El ritmo creció constantemente. Ahora había normalmente dos batallas diarias, y Ender redujo las prácticas al mínimo. Utilizaría el tiempo en que los demás descansaban para reflexionar sobre repeticiones de juegos pasados, intentando captar sus propios puntos débiles, intentando adivinar qué pasaría a continuación. Algunas veces estaba perfectamente preparado para las innovaciones del enemigo; otras, no.

—Creo que me está haciendo trampa —dijo Ender a Mazer un día.

—¿Qué?

—Usted puede observar mis sesiones prácticas. Puede ver lo que preparo. Da la impresión de que está preparado para todo lo que hago.

—La mayoría de lo que ves son simulaciones por ordenador —dijo Mazer—. Y el ordenador está programado para responder a tus innovaciones únicamente cuando las hayas utilizado en una batalla.
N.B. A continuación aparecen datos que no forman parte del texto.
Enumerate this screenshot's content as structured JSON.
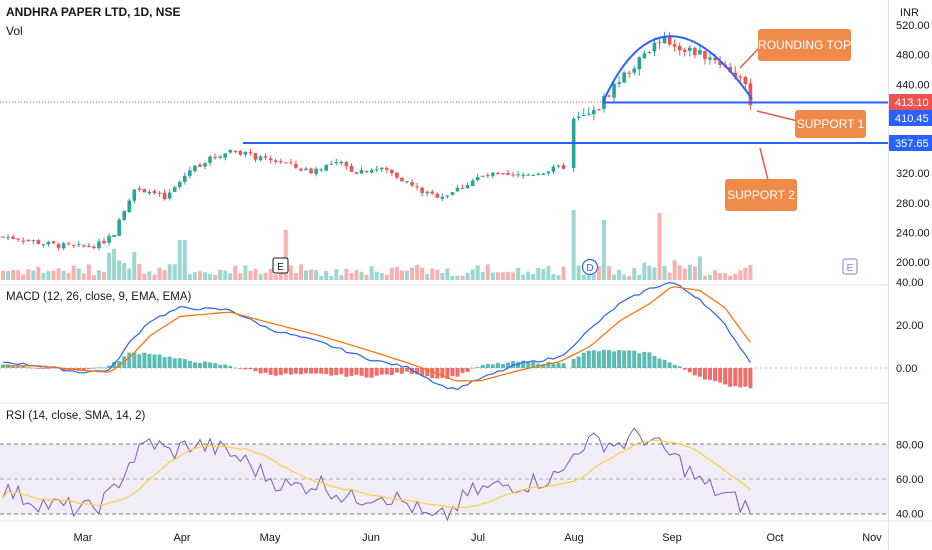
{
  "header": {
    "symbol_line": "ANDHRA PAPER LTD, 1D, NSE",
    "volume_label": "Vol",
    "currency": "INR"
  },
  "chart_data": [
    {
      "type": "candlestick",
      "title": "ANDHRA PAPER LTD, 1D, NSE",
      "ylabel": "INR",
      "ylim": [
        178,
        530
      ],
      "y_ticks": [
        200,
        240,
        280,
        320,
        360,
        400,
        440,
        480,
        520
      ],
      "y_tick_labels": [
        "200.00",
        "240.00",
        "280.00",
        "320.00",
        "360.00",
        "400.00",
        "440.00",
        "480.00",
        "520.00"
      ],
      "x_ticks": [
        "Mar",
        "Apr",
        "May",
        "Jun",
        "Jul",
        "Aug",
        "Sep",
        "Oct",
        "Nov"
      ],
      "grid": false,
      "price_badges": {
        "last_price": "413.10",
        "support_1": "410.45",
        "support_2": "357.65"
      },
      "annotations": {
        "rounding_top": "ROUNDING TOP",
        "support_1": "SUPPORT 1",
        "support_2": "SUPPORT 2",
        "earnings_marker_1": "E",
        "dividend_marker": "D",
        "earnings_marker_2": "E"
      },
      "candle_colors": {
        "up": "#26a69a",
        "down": "#ef5350"
      }
    },
    {
      "type": "line",
      "title": "MACD (12, 26, close, 9, EMA, EMA)",
      "ylim": [
        -22,
        42
      ],
      "y_ticks": [
        0,
        20,
        40
      ],
      "y_tick_labels": [
        "0.00",
        "20.00",
        "40.00"
      ],
      "series_colors": {
        "macd": "#2962ff",
        "signal": "#ff6d00"
      }
    },
    {
      "type": "line",
      "title": "RSI (14, close, SMA, 14, 2)",
      "ylim": [
        25,
        92
      ],
      "y_ticks": [
        40,
        60,
        80
      ],
      "y_tick_labels": [
        "40.00",
        "60.00",
        "80.00"
      ],
      "bands": [
        30,
        50,
        70
      ],
      "series_colors": {
        "rsi": "#7e57c2",
        "sma": "#f5d33f"
      }
    }
  ]
}
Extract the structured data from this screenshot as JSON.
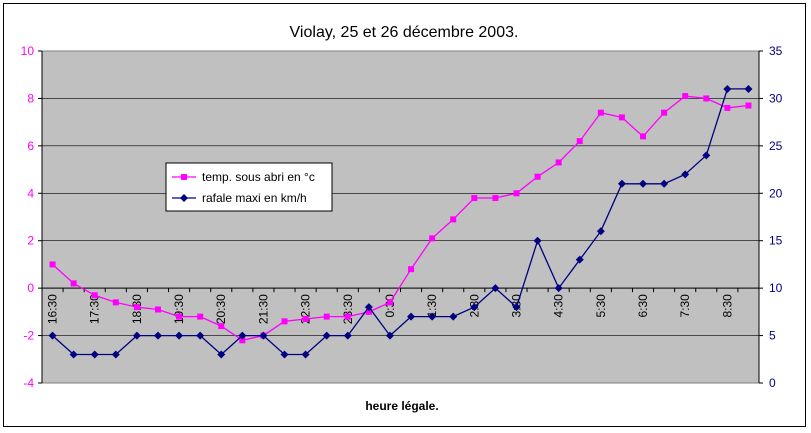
{
  "chart_data": {
    "type": "line",
    "title": "Violay, 25 et 26 décembre 2003.",
    "xlabel": "heure légale.",
    "ylabel": "",
    "categories": [
      "16:30",
      "17:00",
      "17:30",
      "18:00",
      "18:30",
      "19:00",
      "19:30",
      "20:00",
      "20:30",
      "21:00",
      "21:30",
      "22:00",
      "22:30",
      "23:00",
      "23:30",
      "0:00",
      "0:30",
      "1:00",
      "1:30",
      "2:00",
      "2:30",
      "3:00",
      "3:30",
      "4:00",
      "4:30",
      "5:00",
      "5:30",
      "6:00",
      "6:30",
      "7:00",
      "7:30",
      "8:00",
      "8:30",
      "9:00"
    ],
    "tick_labels": [
      "16:30",
      "17:30",
      "18:30",
      "19:30",
      "20:30",
      "21:30",
      "22:30",
      "23:30",
      "0:30",
      "1:30",
      "2:30",
      "3:30",
      "4:30",
      "5:30",
      "6:30",
      "7:30",
      "8:30"
    ],
    "y_left": {
      "min": -4,
      "max": 10,
      "step": 2,
      "ticks": [
        "-4",
        "-2",
        "0",
        "2",
        "4",
        "6",
        "8",
        "10"
      ],
      "color": "#ff00ff"
    },
    "y_right": {
      "min": 0,
      "max": 35,
      "step": 5,
      "ticks": [
        "0",
        "5",
        "10",
        "15",
        "20",
        "25",
        "30",
        "35"
      ],
      "color": "#000080"
    },
    "plot_background": "#c0c0c0",
    "grid": true,
    "legend_position": "left-middle",
    "series": [
      {
        "name": "temp. sous abri en °c",
        "axis": "left",
        "color": "#ff00ff",
        "marker": "square",
        "values": [
          1.0,
          0.2,
          -0.3,
          -0.6,
          -0.8,
          -0.9,
          -1.2,
          -1.2,
          -1.6,
          -2.2,
          -2.0,
          -1.4,
          -1.3,
          -1.2,
          -1.2,
          -1.0,
          -0.6,
          0.8,
          2.1,
          2.9,
          3.8,
          3.8,
          4.0,
          4.7,
          5.3,
          6.2,
          7.4,
          7.2,
          6.4,
          7.4,
          8.1,
          8.0,
          7.6,
          7.7
        ]
      },
      {
        "name": "rafale maxi en km/h",
        "axis": "right",
        "color": "#000080",
        "marker": "diamond",
        "values": [
          5,
          3,
          3,
          3,
          5,
          5,
          5,
          5,
          3,
          5,
          5,
          3,
          3,
          5,
          5,
          8,
          5,
          7,
          7,
          7,
          8,
          10,
          8,
          15,
          10,
          13,
          16,
          21,
          21,
          21,
          22,
          24,
          31,
          31
        ]
      }
    ]
  }
}
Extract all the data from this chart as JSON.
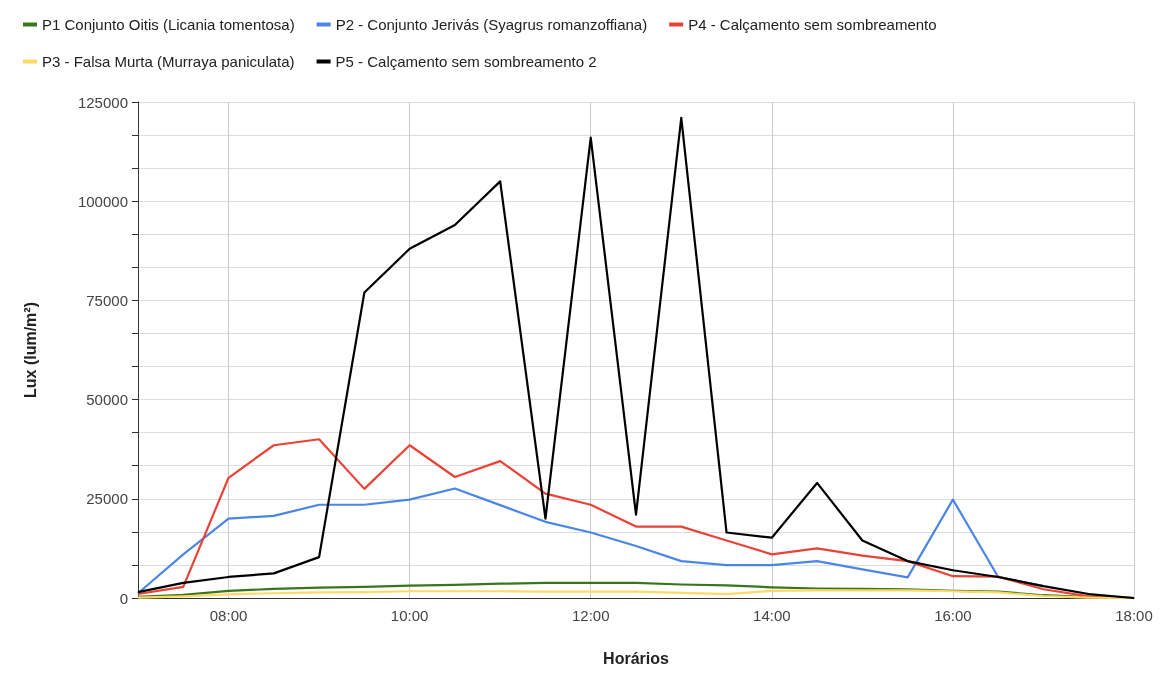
{
  "chart_data": {
    "type": "line",
    "xlabel": "Horários",
    "ylabel": "Lux (lum/m²)",
    "x": [
      7,
      7.5,
      8,
      8.5,
      9,
      9.5,
      10,
      10.5,
      11,
      11.5,
      12,
      12.5,
      13,
      13.5,
      14,
      14.5,
      15,
      15.5,
      16,
      16.5,
      17,
      17.5,
      18
    ],
    "series": [
      {
        "name": "P1 Conjunto Oitis (Licania tomentosa)",
        "color": "#38761d",
        "values": [
          300,
          800,
          1800,
          2300,
          2600,
          2800,
          3100,
          3300,
          3600,
          3800,
          3800,
          3800,
          3400,
          3200,
          2700,
          2400,
          2300,
          2200,
          1800,
          1600,
          700,
          200,
          0
        ]
      },
      {
        "name": "P2 - Conjunto Jerivás (Syagrus romanzoffiana)",
        "color": "#4a86e8",
        "values": [
          1200,
          11000,
          20000,
          20700,
          23500,
          23500,
          24800,
          27600,
          23400,
          19200,
          16500,
          13100,
          9300,
          8300,
          8300,
          9300,
          7200,
          5200,
          24800,
          5300,
          3000,
          null,
          null
        ]
      },
      {
        "name": "P4 - Calçamento sem sombreamento",
        "color": "#ea4335",
        "values": [
          1000,
          2800,
          30300,
          38500,
          40000,
          27500,
          38500,
          30500,
          34500,
          26300,
          23500,
          18000,
          18000,
          14500,
          11000,
          12500,
          10700,
          9300,
          5500,
          5400,
          2200,
          400,
          0
        ]
      },
      {
        "name": "P3 - Falsa Murta (Murraya paniculata)",
        "color": "#ffd966",
        "values": [
          100,
          400,
          900,
          1200,
          1400,
          1500,
          1700,
          1700,
          1700,
          1600,
          1600,
          1600,
          1300,
          1000,
          1800,
          1900,
          1900,
          1900,
          1700,
          1400,
          500,
          100,
          0
        ]
      },
      {
        "name": "P5 - Calçamento sem sombreamento 2",
        "color": "#000000",
        "values": [
          1500,
          3800,
          5300,
          6200,
          10300,
          77000,
          88000,
          94000,
          105000,
          20000,
          116000,
          21000,
          121000,
          16500,
          15200,
          29000,
          14500,
          9300,
          7000,
          5300,
          3000,
          1000,
          0
        ]
      }
    ],
    "xlim": [
      7,
      18
    ],
    "xticks": [
      {
        "value": 8,
        "label": "08:00"
      },
      {
        "value": 10,
        "label": "10:00"
      },
      {
        "value": 12,
        "label": "12:00"
      },
      {
        "value": 14,
        "label": "14:00"
      },
      {
        "value": 16,
        "label": "16:00"
      },
      {
        "value": 18,
        "label": "18:00"
      }
    ],
    "ylim": [
      0,
      125000
    ],
    "yticks": [
      0,
      {
        "value": 8333.33,
        "label": null
      },
      {
        "value": 16666.67,
        "label": null
      },
      25000,
      {
        "value": 33333.33,
        "label": null
      },
      {
        "value": 41666.67,
        "label": null
      },
      50000,
      {
        "value": 58333.33,
        "label": null
      },
      {
        "value": 66666.67,
        "label": null
      },
      75000,
      {
        "value": 83333.33,
        "label": null
      },
      {
        "value": 91666.67,
        "label": null
      },
      100000,
      {
        "value": 108333.33,
        "label": null
      },
      {
        "value": 116666.67,
        "label": null
      },
      125000
    ],
    "grid": true,
    "legend": "top",
    "marker": "none",
    "line_style": "solid"
  }
}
—Entonces el ordenador hace trampas.

—Necesitas dormir más, Ender.

Pero no podía dormir. Cada noche yacía despierto más tiempo, y su sueño era menos sosegado. Se despertaba con demasiada frecuencia por la noche. No estaba seguro de si se despertaba para reflexionar más sobre el juego o para escapar de los sueños. Era como si alguien le condujera en su sueño, obligándole a vagar por sus peores recuerdos, a vivirlos otra vez como si fueran reales. Las noches eran tan reales que los días empezaron a parecerle sueños. Comenzó a preocuparle la idea de que no pensaba con la suficiente claridad, de que estaba demasiado cansado para jugar. Siempre, Cuando daba principio cada juego, su intensidad le despertaba pero, «si mi capacidad mental sufriera algún lapsus —se preguntaba—, ¿lo notaría?».